Tantangan modernisasi juga menjadi aspek yang perlu diperhatikan. Yogyakarta terus berkembang sebagai kota pendidikan, budaya, dan pariwisata yang modern. Pemerintah DIY dituntut untuk dapat menyeimbangkan pelestarian nilai-nilai tradisional dengan kebutuhan pembangunan modern. Hal ini mencakup pengembangan infrastruktur, penataan kota, dan peningkatan pelayanan publik yang harus sejalan dengan nilai-nilai budaya yang dijunjung tinggi.
Aspek sosial-ekonomi membawa tantangan tersendiri. Kesenjangan ekonomi dan tekanan urbanisasi perlu ditangani dengan kebijakan yang tepat. Pemerintah DIY harus mampu menciptakan kebijakan yang memastikan kesejahteraan merata bagi seluruh lapisan masyarakat, sambil tetap menjaga kelestarian lingkungan dan warisan budaya.
Dalam konteks birokrasi, terdapat tantangan untuk mengintegrasikan sistem administrasi tradisional dengan tuntutan birokrasi modern. Struktur pemerintahan DIY harus mampu mengakomodasi unsur-unsur keistimewaan sambil tetap menjalankan fungsi pelayanan publik yang efisien dan profesional. Ini termasuk pengembangan sumber daya manusia yang memahami baik nilai-nilai tradisional maupun kompetensi modern.
Tantangan lain muncul dalam hal regenerasi kepemimpinan. Sistem suksesi yang bergantung pada garis keturunan membutuhkan persiapan yang matang untuk memastikan calon pemimpin memiliki kapasitas yang memadai dalam menjalankan pemerintahan modern. Hal ini mencakup pendidikan, pengalaman, dan pemahaman yang mendalam tentang tata kelola pemerintahan kontemporer.

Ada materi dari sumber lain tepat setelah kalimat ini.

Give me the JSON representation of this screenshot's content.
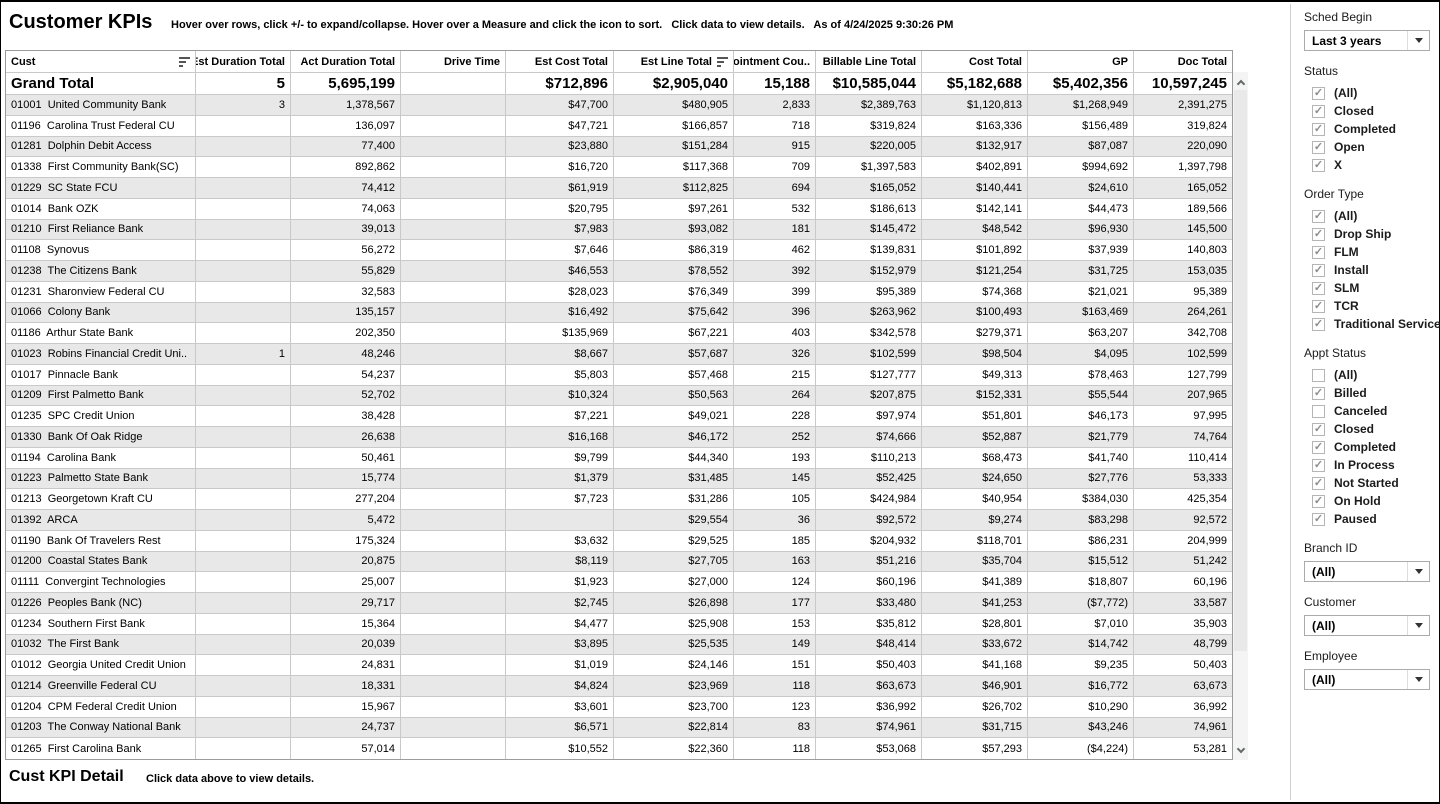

Keberadaan media sosial dan teknologi informasi juga membawa tantangan baru. Pemerintah DIY harus mampu beradaptasi dengan era digital, termasuk dalam hal transparansi, komunikasi publik, dan pelayanan berbasis teknologi. Ini harus dilakukan tanpa mengorbankan nilai-nilai tradisional yang menjadi ciri khas DIY.
Di tengah berbagai tantangan tersebut, sistem keistimewaan DIY tetap menunjukkan ketahanannya. Keberhasilan dalam mengelola berbagai tantangan ini akan sangat bergantung pada kemampuan adaptasi dan inovasi dalam menyelaraskan nilai-nilai tradisional dengan tuntutan modernitas. Yang terpenting, sistem ini harus terus berkembang untuk memastikan kesejahteraan masyarakat dan kemajuan daerah, sambil tetap mempertahankan identitas kulturalnya yang unik.
Pada akhirnya, keberhasilan DIY dalam menghadapi berbagai tantangan ini akan menjadi model penting bagaimana nilai-nilai tradisional dapat dipertahankan dan bahkan memperkuat tata kelola pemerintahan modern. Pengalaman DIY dapat menjadi pembelajaran berharga bagi daerah lain dalam mengelola keragaman dan kekhasan daerah dalam bingkai NKRI.
Keistimewaan DIY dengan sistem penetapan gubernurnya merupakan contoh bagaimana nilai-nilai tradisional dapat berjalan selaras dengan sistem pemerintahan modern dalam bingkai NKRI. Hal ini membuktikan bahwa keberagaman dalam sistem pemerintahan dapat memperkaya dan memperkuat persatuan Indonesia.